SURMOI
De l'appareil psychique à la structure du sujet
Dans les débuts de sa découverte, Freud avait tenté d'établir une clinique psychanalytique selon un point de vue génétique ; il supposait un découpage temporel de la construction de l'appareil psychique correspondant à des traductions successives. Les affections psychiques se diversifiaient selon l'étape du développement où s'était produit un défaut de transcription ou de traduction.
Dès l'époque de La Naissance de la psychanalyse, dans ses manuscrits et dans la lettre 52 de sa correspondance avec son ami Wilhem Fliess (comme dans le schéma de la figure), ainsi qu'au chapitre vii de son ouvrage majeur Die Traumdeutung, où l'on apprend à lire « la signifiance des rêves », Freud traçait des tableaux et des schémas. Très tôt, en effet, il se posait la question de la fermeture de l'appareil psychique, alors qu'il postulait que celui-ci s'élabore par des traductions et des transcriptions successives. Personne n'avait remarqué jusqu'ici de quelle manière Lacan proposa de répondre à cette question, dès l'époque même de la rédaction de sa leçon de séminaire dite « De la lettre volée » (1956). Il recourt pour cela à des transformations topologiques qu'il explicite définitivement dans l'introduction ajoutée à cet « Écrit » (publié en 1957). Cela conduit à donner leur fonction aux schémas R et L obtenus, à partir des schémas de Freud, par ces transformations topologiques régulières. Il est intéressant, quand on veut traiter du surmoi, de situer sur ces schémas l'Idéal du moi (I) et l'image narcissique (i) entre le dépliage historique que Freud propose et le pliage (deuxième transformation topologique ou quotient de graphes) de structure que nous devons à Lacan. Cela devient possible si l'on trace deux schémas qui serviront d'intermédiaires entre ceux de Freud et ceux de Lacan. Il s'agit, d'une part, du graphe des lignes (première transformation topologique ou dualité simple de graphes) que l'on obtient à partir du schéma de Freud (cette dualité simple consiste à noter les arêtes d'un graphe par des points sommets d'un autre graphe et de joindre ces points par des arêtes qui correspondent de ce fait aux sommets du graphe de départ), d'autre part, du schéma qui esquisse le quotient de ce graphe des lignes, en un pliage préparatoire à l'identification de deux arêtes (nous l'appellerons le schéma F, ).

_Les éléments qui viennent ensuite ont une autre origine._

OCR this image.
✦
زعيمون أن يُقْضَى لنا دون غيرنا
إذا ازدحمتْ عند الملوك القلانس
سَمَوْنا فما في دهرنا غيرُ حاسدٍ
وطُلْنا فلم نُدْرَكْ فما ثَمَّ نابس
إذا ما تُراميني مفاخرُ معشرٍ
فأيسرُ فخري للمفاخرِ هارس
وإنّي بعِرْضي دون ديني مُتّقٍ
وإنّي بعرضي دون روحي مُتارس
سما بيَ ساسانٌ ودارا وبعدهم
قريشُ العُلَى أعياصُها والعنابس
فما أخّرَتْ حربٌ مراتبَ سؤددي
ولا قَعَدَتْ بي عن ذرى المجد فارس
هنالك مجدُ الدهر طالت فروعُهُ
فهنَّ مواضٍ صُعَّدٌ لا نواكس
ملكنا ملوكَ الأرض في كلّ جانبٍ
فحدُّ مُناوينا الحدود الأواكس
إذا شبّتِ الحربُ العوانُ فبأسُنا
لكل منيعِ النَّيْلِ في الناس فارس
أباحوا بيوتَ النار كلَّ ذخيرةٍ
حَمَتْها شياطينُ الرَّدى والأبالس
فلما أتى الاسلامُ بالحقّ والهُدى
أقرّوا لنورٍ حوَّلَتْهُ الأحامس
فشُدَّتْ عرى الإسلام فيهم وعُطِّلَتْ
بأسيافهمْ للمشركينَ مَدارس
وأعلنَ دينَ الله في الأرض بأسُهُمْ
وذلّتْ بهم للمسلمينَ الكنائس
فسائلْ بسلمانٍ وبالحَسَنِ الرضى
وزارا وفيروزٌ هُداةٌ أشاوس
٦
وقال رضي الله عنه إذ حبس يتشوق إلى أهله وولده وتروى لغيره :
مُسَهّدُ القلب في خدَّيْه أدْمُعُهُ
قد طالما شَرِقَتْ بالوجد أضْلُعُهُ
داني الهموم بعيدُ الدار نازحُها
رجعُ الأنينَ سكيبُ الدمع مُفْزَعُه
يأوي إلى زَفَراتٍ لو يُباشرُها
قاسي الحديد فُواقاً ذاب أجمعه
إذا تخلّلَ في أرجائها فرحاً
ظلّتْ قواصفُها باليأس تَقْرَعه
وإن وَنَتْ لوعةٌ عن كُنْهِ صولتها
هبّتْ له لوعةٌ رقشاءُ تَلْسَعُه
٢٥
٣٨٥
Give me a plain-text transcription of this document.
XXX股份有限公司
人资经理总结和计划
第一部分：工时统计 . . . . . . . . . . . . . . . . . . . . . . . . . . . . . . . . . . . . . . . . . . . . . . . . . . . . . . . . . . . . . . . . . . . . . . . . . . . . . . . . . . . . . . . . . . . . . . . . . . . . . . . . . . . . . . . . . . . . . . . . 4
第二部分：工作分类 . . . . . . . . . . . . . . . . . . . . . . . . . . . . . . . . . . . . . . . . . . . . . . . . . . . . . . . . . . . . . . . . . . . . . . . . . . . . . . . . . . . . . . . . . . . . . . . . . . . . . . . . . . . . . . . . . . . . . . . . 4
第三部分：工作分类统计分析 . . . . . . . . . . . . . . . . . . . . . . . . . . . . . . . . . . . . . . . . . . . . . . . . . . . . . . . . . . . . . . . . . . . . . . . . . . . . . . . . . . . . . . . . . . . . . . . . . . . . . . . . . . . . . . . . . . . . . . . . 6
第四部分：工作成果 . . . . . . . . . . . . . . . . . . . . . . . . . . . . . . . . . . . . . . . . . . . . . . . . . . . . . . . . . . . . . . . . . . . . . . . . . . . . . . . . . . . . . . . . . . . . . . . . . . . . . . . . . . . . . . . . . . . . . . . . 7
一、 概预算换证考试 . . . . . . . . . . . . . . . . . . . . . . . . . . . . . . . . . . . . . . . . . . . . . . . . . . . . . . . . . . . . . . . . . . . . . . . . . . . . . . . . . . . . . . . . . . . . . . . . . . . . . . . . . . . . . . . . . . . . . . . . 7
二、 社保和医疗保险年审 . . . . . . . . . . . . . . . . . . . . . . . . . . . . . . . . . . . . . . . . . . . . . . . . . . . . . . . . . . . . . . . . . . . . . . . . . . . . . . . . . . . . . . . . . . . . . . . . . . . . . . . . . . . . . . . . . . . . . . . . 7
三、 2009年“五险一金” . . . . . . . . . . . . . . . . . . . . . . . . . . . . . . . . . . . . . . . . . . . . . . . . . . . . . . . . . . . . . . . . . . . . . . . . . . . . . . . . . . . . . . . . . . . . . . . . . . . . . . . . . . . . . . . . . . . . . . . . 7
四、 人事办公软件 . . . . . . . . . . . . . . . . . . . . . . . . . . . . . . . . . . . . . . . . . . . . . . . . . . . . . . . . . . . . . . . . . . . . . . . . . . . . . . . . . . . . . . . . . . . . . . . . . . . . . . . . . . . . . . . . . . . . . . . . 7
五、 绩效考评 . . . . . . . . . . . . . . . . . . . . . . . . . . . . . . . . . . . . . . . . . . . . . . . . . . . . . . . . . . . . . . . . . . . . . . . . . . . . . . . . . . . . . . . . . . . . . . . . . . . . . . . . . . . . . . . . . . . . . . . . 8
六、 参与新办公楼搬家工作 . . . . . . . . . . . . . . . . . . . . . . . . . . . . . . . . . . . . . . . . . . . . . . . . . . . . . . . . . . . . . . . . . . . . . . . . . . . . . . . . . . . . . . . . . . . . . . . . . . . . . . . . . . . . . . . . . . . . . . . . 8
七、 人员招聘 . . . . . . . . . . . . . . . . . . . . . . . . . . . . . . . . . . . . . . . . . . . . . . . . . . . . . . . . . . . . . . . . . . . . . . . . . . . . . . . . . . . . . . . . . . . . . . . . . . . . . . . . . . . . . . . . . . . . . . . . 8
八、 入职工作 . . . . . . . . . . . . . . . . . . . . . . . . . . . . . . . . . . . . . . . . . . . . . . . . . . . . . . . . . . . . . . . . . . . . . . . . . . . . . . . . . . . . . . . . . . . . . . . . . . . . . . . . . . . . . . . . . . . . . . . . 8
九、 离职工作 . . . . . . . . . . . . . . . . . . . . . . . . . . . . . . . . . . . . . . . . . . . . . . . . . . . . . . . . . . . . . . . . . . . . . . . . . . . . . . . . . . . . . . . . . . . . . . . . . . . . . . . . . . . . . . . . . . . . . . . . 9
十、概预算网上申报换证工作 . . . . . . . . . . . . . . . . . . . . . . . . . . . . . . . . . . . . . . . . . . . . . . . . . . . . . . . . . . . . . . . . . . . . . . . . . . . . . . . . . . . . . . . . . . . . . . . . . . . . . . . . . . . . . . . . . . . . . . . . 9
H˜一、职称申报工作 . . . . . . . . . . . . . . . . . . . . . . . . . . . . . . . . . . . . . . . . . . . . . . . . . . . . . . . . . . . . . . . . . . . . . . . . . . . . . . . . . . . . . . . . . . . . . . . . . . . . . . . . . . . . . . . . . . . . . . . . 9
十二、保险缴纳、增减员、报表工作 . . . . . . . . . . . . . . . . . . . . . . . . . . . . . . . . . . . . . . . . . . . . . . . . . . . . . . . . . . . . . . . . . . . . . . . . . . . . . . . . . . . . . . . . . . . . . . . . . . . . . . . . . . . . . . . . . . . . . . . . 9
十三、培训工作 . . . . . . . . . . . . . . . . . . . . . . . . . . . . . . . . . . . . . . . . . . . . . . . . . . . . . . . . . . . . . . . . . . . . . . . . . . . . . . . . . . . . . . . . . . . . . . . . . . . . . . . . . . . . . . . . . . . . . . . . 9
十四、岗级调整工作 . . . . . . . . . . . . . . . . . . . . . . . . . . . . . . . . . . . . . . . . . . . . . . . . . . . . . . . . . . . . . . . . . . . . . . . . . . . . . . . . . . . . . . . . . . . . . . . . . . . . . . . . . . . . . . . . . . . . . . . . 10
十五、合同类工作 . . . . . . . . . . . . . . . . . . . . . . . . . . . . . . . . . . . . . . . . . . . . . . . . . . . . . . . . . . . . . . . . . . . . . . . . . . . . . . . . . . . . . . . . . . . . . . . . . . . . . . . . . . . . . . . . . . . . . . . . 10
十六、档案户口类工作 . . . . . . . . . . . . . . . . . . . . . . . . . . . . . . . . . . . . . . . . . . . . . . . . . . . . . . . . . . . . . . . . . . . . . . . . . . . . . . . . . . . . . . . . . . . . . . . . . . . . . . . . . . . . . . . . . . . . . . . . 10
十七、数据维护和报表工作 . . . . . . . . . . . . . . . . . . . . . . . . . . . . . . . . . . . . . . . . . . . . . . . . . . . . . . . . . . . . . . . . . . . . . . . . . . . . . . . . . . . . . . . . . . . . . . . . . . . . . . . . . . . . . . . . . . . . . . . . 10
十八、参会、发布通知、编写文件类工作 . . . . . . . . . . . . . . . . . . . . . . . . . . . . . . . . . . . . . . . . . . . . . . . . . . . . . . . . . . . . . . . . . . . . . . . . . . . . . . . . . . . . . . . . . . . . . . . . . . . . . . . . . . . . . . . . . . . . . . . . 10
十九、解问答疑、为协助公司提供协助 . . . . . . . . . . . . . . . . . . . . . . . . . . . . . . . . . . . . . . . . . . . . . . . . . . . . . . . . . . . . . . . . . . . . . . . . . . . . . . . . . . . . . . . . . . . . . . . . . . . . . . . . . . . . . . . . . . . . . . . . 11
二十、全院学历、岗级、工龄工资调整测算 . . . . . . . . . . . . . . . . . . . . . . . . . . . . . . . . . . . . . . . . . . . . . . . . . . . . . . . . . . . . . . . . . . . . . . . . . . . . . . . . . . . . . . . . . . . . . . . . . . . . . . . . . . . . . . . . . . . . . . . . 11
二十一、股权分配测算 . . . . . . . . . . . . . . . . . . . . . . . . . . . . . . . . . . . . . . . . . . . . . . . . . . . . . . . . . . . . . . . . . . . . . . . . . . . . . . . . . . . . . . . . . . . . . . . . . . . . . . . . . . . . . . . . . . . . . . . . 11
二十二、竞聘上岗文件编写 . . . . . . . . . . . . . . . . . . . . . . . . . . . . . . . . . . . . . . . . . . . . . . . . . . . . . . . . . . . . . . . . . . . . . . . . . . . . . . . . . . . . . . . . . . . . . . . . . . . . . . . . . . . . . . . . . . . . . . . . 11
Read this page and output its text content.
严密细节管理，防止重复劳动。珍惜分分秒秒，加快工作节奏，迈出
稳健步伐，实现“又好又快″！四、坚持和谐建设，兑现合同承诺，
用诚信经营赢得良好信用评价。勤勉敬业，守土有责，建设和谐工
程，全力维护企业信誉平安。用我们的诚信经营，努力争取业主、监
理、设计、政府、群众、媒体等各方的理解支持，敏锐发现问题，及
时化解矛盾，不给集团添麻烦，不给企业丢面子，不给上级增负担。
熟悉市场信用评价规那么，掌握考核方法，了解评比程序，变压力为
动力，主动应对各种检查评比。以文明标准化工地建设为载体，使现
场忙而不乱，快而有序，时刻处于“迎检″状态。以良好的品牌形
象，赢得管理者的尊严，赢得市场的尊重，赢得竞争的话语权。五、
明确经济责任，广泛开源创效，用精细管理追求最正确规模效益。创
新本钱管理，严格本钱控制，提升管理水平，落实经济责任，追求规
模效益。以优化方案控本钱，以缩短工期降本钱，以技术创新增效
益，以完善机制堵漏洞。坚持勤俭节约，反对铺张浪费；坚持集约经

De ce graphe des lignes du schéma de Freud, on passe aux deux figures suivantes, dont l'une est obtenue à partir de l'autre par pliage ou dépliage selon le sens suivi par la lecture.
De là, on se trouve conduit au schéma F.
L'ensemble de ces transformations montre que le pliage consiste à nouer perception et conscience, alors que la conjonction séparante de ces deux instances traverse le circuit de l'inconscient (Ics). Ce qu'indique le rapprochement des schémas L et R de Jacques Lacan.
La solution qu'apporte Lacan à la question de la fermeture de la structure du sujet consiste donc à reconnaître un problème topologique dans cette difficulté du freudisme. La construction du continu, qui fait l'objet de la topologie (et qui précise la distinction continu-discontinu), revient à conjoindre deux choses qui restent radicalement disjointes. Il n'y a pas de meilleure introduction à cette notion que les paradoxes de Zénon. Le continu contient une structure discrète et s'en distingue – ajoutons qu'il s'en distingue de manière certaine. Cela relève de la topologie générale. En revanche, les graphes de lignes et la souplesse des graphes avec leur dualité et leurs quotients sont des problèmes très élémentaires de topologie des variétés (objets souples de la topologie). L'identification et la séparation des instances se poursuivent, dans les chapitres suivants[...]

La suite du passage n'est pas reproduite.